L’evento fu di portata storica: gli ebrei italiani avevano partecipato attivamente all’Unità d’Italia, sia come soldati che come finanziatori; avevano combattuto durante la Prima guerra mondiale come italiani, non come un’altra nazione; avevano aderito al Fascismo con entusiasmo.

Eppure questo fatto avvenne. Oggi, dove i protagonisti diretti sono ormai rarefatti, è ancora più importante ricordare e non dimenticare. Oggi ci si interroga ancora sui motivi di una tale decisione e sul silenzio assenso della società civile italiana.

Durante il documentario le testimonianze degli eredi Ovazza, di Lea Polgar, di Emma Alatri, del rabbino Luciano Caro, di Cesare Finzi e di tanti altri sfaccettano gli innumerevoli meschini motivi per i quali il fatto si trasformò in realtà.

Ma non risulta ben spiegata l’assonanza con i tempi moderni, dove nazionalismi e razzismi ritornano in auge.
L’assonanza coi tempi moderni sembra evidente: infatti si può obiettare che se si intravedono effetti uguali, allora sicuramente le radici saranno identiche.
Ma non è così: varie concause propongono come effetto un comportamento simile al 1938 ma che non è lo stesso. Importante questo aspetto: usando un linguaggio medico, saper riconoscere i sintomi aiuta nella giusta scelta del farmaco, altrimenti una sua somministrazione errata comporterà una debilitazione del fisico che aiuterà l’insorgenza della malattia.
Ed in questi tempi siamo di fronte ad una malattia diversa dal 1938.

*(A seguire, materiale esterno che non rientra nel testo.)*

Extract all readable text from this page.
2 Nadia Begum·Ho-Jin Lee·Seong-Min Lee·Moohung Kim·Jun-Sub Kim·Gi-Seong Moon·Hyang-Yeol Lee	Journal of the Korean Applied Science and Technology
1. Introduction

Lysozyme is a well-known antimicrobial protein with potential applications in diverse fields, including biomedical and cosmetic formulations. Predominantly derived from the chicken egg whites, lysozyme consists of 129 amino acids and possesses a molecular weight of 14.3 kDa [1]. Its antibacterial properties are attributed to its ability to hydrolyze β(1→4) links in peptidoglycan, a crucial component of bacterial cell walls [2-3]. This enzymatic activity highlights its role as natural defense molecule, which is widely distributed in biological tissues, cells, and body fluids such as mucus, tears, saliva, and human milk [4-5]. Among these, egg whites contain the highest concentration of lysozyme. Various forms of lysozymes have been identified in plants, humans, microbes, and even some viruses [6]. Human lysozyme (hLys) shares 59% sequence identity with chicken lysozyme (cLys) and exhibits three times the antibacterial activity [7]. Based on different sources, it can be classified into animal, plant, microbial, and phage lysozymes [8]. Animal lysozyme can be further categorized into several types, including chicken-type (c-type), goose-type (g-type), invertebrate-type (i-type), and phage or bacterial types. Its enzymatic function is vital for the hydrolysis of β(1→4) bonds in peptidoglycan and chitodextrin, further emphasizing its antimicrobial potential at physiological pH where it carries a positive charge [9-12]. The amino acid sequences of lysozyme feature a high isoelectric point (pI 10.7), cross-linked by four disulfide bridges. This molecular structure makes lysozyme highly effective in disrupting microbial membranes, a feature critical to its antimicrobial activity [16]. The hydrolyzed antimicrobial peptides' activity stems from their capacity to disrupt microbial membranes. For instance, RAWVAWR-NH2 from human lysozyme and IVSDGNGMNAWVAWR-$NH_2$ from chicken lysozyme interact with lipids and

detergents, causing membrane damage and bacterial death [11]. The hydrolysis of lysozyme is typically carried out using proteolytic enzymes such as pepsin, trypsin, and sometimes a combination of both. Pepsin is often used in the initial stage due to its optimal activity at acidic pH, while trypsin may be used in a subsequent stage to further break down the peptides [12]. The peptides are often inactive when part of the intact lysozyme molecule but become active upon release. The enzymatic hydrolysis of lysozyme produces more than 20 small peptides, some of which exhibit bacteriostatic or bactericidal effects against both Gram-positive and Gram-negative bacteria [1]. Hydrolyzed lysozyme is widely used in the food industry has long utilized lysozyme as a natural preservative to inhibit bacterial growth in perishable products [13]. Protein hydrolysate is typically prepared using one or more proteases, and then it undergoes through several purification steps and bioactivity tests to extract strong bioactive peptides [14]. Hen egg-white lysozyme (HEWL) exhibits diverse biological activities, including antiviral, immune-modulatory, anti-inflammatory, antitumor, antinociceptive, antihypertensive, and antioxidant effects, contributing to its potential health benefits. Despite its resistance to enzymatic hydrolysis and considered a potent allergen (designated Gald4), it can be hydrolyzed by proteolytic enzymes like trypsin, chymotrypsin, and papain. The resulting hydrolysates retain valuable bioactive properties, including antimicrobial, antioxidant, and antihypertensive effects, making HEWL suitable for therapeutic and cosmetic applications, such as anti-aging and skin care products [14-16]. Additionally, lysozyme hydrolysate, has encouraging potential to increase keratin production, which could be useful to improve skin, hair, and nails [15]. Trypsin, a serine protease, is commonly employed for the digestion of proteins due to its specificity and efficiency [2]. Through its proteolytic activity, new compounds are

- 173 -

La desertificazione morale e materiale che il consumismo ha comportato spinge ad una polarizzazione dei sentimenti che si ri-manifesta sulle minoranze. Più semplicemente, non riuscendo a mantenere lo stesso stile di vita; non riuscendo a rovesciare un sistema; non avendo più un lavoro, ci si dirige verso le minoranze le quali, solitamente, hanno meno difese.
Questo meccanismo non giustifica l’azione contro le minoranze ma ne spiega i motivi, ben diversi dal 1938: lì l’aspetto politico e culturale, radicato nell’Ottocento, ha proposto quella dinamica. Oggi siamo di fronte ad un puro e ben previsto da Marx inviluppo del capitalismo ed è qui dentro, nella nostra cultura economica, che dobbiamo intervenire.